FRISCO - A bill filed by Sen. Florence Shapiro, of Plano, to regulate the Exide Technologies battery plant in Frisco got its first committee hearing in Austin Thursday.
The bill would regulate the plant, cleaning up pollution that has caused widespread health concerns.
Exide in Frisco is one of only a handful of plants in the country that exceeds federal safety levels for lead emissions. The facility is surrounded by homes, schools and businesses that didn't exist when the battery plant was built 47 years ago.
Exide has pledged $15 million to comply with federal emission guidelines. Now, Shapiro has proposed a bill that would make sure the company complies, and on a deadline.
"It is critical that steps be taken to protect the citizens of Frisco," she said.
Senate Bill 1475 would significantly reduce pollution and increase air and health monitoring around the site.
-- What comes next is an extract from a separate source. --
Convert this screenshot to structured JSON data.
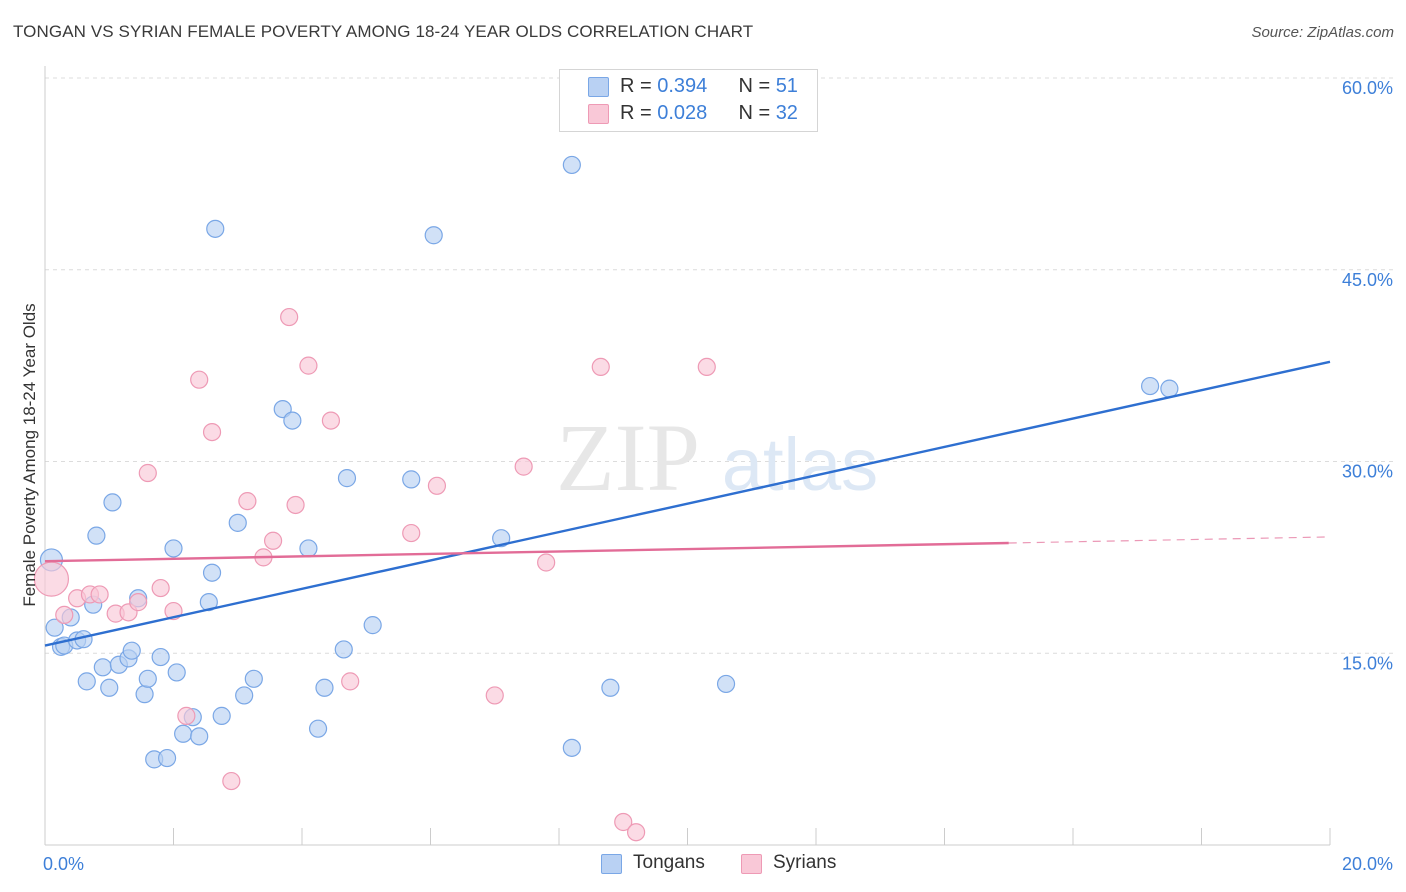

Hundreds of Frisco residents have already taken advantage of free blood testing for lead levels.
"Other chemicals being emitted are also a great risk to human health," said Laura Plunkett, a health risk administrator. "There's cadmium; there's arsenic, both of which are heavy metals that also stick around for a long time in the environment."
At a Natural Resources Committee meeting streamed via the web from Austin, city leaders and hired experts testified why they believe a law is needed.
"Our citizens are scared," said Mayor Maher Maso, of Frisco.
Exide officials say the proposed bill sets an unfair precedent for other industries.
"We oppose the legislation on the grounds that it is overly burdensome," said Bruce Cole, president of Exide.
The company has promised to comply with or without a law.
Lead exposure can cause learning problems and low IQs.
The bill was left pending, which means it wasn't approved for a full Senate hearing. There is always a chance it could be attached to another bill later in the session.